CPSU, the Community and Public Sector Union v Australian Institute of Health and Welfare
[2012] FWA 5958
•16 JULY 2012
[2012] FWA 5958 |
|
DECISION |
Fair Work Act 2009
s.437—Protected action
CPSU, the Community and Public Sector Union
v
Australian Institute of Health and Welfare
(B2012/1129)
COMMISSIONER DEEGAN | CANBERRA, 16 JULY 2012 |
Proposed protected action ballot by employees of Australian Institute of Health and Welfare represented by the CPSU.
[1] This decision relates to an application made by the CPSU, the Community and Public Sector Union (the Union) on 13 July 2012, for a protected action ballot of employees of Australian Institute of Health and Welfare (the Employer). The application was made pursuant to s.437 of the Fair Work Act 2009 (the Act).
[2] The employer has advised the Tribunal that it does not intend to oppose the application. Accordingly I have determined the matter on the basis of the documentation filed.
[3] The relevant employees of the employer are currently covered by the Australian Institute of Health and Welfare Collective Agreement 2008 - 2012, which had a nominal expiry date of 30 June 2012. Negotiations are currently taking place in relation to a new enterprise agreement.
[4] The Union seeks to ballot employees of the employer who will be covered by the proposed enterprise agreement and who the Union represents as a bargaining representative.
[5] The relevant section of the Act, s.443, provides as follows:
443 When FWA must make a protected action ballot order
(1) FWA must make a protected action ballot order in relation to a proposed enterprise agreement if:
(a) an application has been made under section 437; and
(b) FWA is satisfied that each applicant has been, and is, genuinely trying to reach an agreement with the employer of the employees who are to be balloted.
(2) FWA must not make a protected action ballot order in relation to a proposed enterprise agreement except in the circumstances referred to in subsection (1).
(3) A protected action ballot order must specify the following:
(a) the name of each applicant for the order;
(b) the group or groups of employees who are to be balloted;
(c) the date by which voting in the protected action ballot closes;
(d) the question or questions to be put to the employees who are to be balloted, including the nature of the proposed industrial action.

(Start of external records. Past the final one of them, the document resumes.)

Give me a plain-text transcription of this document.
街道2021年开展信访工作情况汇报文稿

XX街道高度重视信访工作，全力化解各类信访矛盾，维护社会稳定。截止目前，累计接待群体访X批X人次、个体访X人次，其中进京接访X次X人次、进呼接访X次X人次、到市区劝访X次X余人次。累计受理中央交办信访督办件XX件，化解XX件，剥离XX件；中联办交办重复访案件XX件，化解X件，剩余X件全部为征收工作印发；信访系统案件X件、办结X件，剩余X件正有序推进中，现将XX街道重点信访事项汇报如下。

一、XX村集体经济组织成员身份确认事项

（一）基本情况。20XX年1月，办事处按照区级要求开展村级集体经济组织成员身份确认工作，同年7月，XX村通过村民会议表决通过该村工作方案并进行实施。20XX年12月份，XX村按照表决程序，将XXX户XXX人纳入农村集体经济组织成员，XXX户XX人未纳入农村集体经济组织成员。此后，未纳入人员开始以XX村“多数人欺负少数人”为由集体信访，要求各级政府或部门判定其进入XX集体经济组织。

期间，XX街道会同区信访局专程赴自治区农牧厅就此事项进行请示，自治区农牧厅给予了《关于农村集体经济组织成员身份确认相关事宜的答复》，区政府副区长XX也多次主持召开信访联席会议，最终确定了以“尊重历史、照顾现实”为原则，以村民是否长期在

(4) If FWA decides that a person other than the Australian Electoral Commission is to be the protected action ballot agent for the protected action ballot, the protected action ballot order must also specify:
(a) the person that FWA decides, under subsection 444(1), is to be the protected action ballot agent; and
(b) the person (if any) that FWA decides, under subsection 444(3), is to be the independent advisor for the ballot.
(5) If FWA is satisfied, in relation to the proposed industrial action that is the subject of the protected action ballot, that there are exceptional circumstances justifying the period of written notice referred to in paragraph 414(2)(a) being longer than 3 working days, the protected action ballot order may specify a longer period of up to 7 working days.
[6] I am satisfied that the application has been made in accordance with s.437 of the Act.
[7] In support of the application, the Union filed a statement that was made by Mr Richard Muffatti, an industrial officer from the union.
[8] It was Mr Muffatti’s evidence that the Union has been, and is, genuinely trying to reach an agreement with the employer on the terms of a new agreement and at all times during the negotiations has given serious consideration to the proposals put forward by the employer.
[9] For the purposes of s.443(1)(b) of the Act, I am satisfied that the applicant has been and is, genuinely trying to reach an agreement with the employer of the employees whom are to balloted.
[10] As ss.443(1)(a) and (b) have been complied with, I must make a protected action ballot order, as sought by the Union. An Order [PR526302] to this effect is issued separately.